IDEAL (La Cerradura), 10/12/2023

lunes, 4 de diciembre de 2023

A morder

La gente está que muerde. Por el precio del aceite, por ejemplo, como ese hombre que salió corriendo con una garrafa de cinco litros y les clavó los dientes a los guardas del supermercado, según informaba esta semana IDEAL. O como ese aficionado al fútbol que mordió a los policías que lo detuvieron en Iznalloz, nos contaba Carlos Morán, aunque por lo visto el chaval no tenía hambre de aceite, sino de cocaína. Me sorprende lo de los bocados, pero no tanto si uno atiende a la actualidad política. “Salid a morder”, dicen todavía algunos entrenadores de fútbol. Pero es que claro, en nuestra hermana Argentina han elegido presidente a un tipo, Javier Milei, que iba a los mítines con una motosierra; y en Países Bajos a otro, Geert Wilders, que parece el hermano pequeño del conde Drácula, el general Pinochet según la película de Pablo Larraín. Que gobierne la extrema derecha no es un dato que ya nos sorprenda en Europa.
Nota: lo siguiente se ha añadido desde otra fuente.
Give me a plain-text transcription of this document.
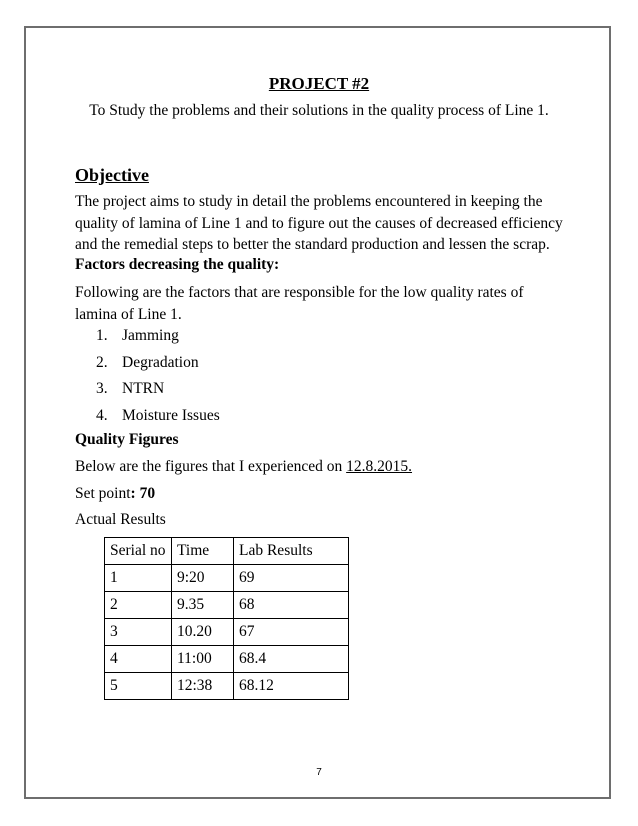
PROJECT #2
To Study the problems and their solutions in the quality process of Line 1.
Objective
The project aims to study in detail the problems encountered in keeping the quality of lamina of Line 1 and to figure out the causes of decreased efficiency and the remedial steps to better the standard production and lessen the scrap.
Factors decreasing the quality:
Following are the factors that are responsible for the low quality rates of lamina of Line 1.
1. Jamming
2. Degradation
3. NTRN
4. Moisture Issues
Quality Figures
Below are the figures that I experienced on 12.8.2015.
Set point: 70
Actual Results
Serial no	Time	Lab Results
1	9:20	69
2	9.35	68
3	10.20	67
4	11:00	68.4
5	12:38	68.12
7
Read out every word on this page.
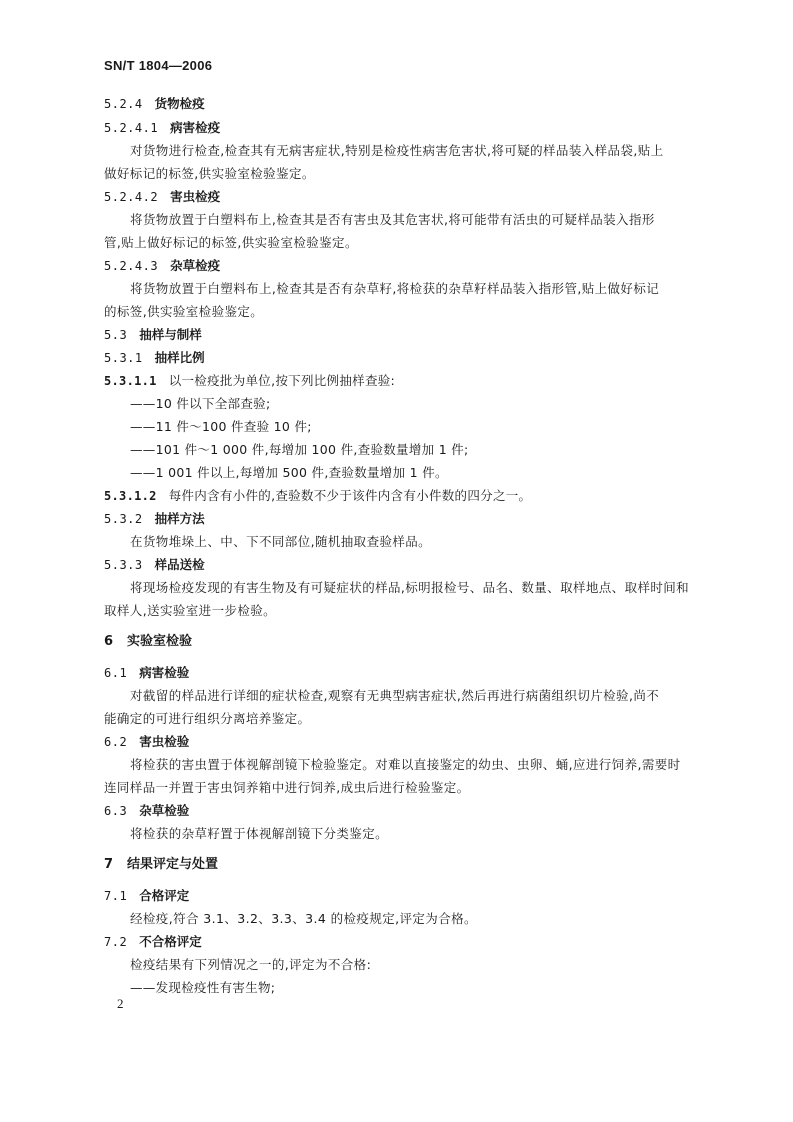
SN/T 1804—2006
5.2.4 货物检疫
5.2.4.1 病害检疫
对货物进行检查,检查其有无病害症状,特别是检疫性病害危害状,将可疑的样品装入样品袋,贴上
做好标记的标签,供实验室检验鉴定。
5.2.4.2 害虫检疫
将货物放置于白塑料布上,检查其是否有害虫及其危害状,将可能带有活虫的可疑样品装入指形
管,贴上做好标记的标签,供实验室检验鉴定。
5.2.4.3 杂草检疫
将货物放置于白塑料布上,检查其是否有杂草籽,将检获的杂草籽样品装入指形管,贴上做好标记
的标签,供实验室检验鉴定。
5.3 抽样与制样
5.3.1 抽样比例
5.3.1.1 以一检疫批为单位,按下列比例抽样查验:
——10 件以下全部查验;
——11 件～100 件查验 10 件;
——101 件～1 000 件,每增加 100 件,查验数量增加 1 件;
——1 001 件以上,每增加 500 件,查验数量增加 1 件。
5.3.1.2 每件内含有小件的,查验数不少于该件内含有小件数的四分之一。
5.3.2 抽样方法
在货物堆垛上、中、下不同部位,随机抽取查验样品。
5.3.3 样品送检
将现场检疫发现的有害生物及有可疑症状的样品,标明报检号、品名、数量、取样地点、取样时间和
取样人,送实验室进一步检验。
6 实验室检验
6.1 病害检验
对截留的样品进行详细的症状检查,观察有无典型病害症状,然后再进行病菌组织切片检验,尚不
能确定的可进行组织分离培养鉴定。
6.2 害虫检验
将检获的害虫置于体视解剖镜下检验鉴定。对难以直接鉴定的幼虫、虫卵、蛹,应进行饲养,需要时
连同样品一并置于害虫饲养箱中进行饲养,成虫后进行检验鉴定。
6.3 杂草检验
将检获的杂草籽置于体视解剖镜下分类鉴定。
7 结果评定与处置
7.1 合格评定
经检疫,符合 3.1、3.2、3.3、3.4 的检疫规定,评定为合格。
7.2 不合格评定
检疫结果有下列情况之一的,评定为不合格:
——发现检疫性有害生物;
2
En Italia manda Giorgia Meloni; en Hungría, Viktor Orbán; en Finlandia y Suecia, formaciones extremistas son parte del gobierno; en Francia, Le Pen aventaja en las encuestas a Emmanuel Macron, y Alternativa por Alemania es ya la segunda fuerza en intención de voto en el país germano.  Por no hablar de España, donde Vox forma parte de los gobiernos autonómicos de Aragón, Murcia, Comunidad Valenciana, Castilla y León y Extremadura. Y, sin embargo, esto no es lo más llamativo, porque el Gobierno de España no existiría sin la colaboración necesaria de Carles Puigdemont, que está más a la derecha que la extrema derecha (fuera de España), y que ya ha avisado a Pedro Sánchez de que votará junto al PP una moción de censura si no cumple lo pactado. No han leído “Fausto”. (En fin, no han leído a secas, aunque les escriban libros que luego firman.) Lo que más asombra es la indignidad. Admitir que te chantajean e intentar explicar que eres una persona con ideología, el paladín del progreso y de una izquierda irreconocible. Todo sea por la familia. Así que no sorprende tanto que haya gente que muerda a la policía. Ni que en las próximas elecciones europeas el Parlamento se oscurezca. “No se negocia con secuestradores ni con terroristas”, decía en 2009 Mariano Rajoy. Lo dicen los artificieros cuando la bomba está a punto de estallar. La incongruencia política sólo alimenta el desencanto y la ira. Ese es el legado que dejan los oportunistas. Gente mordiendo en el Congreso y en la calle.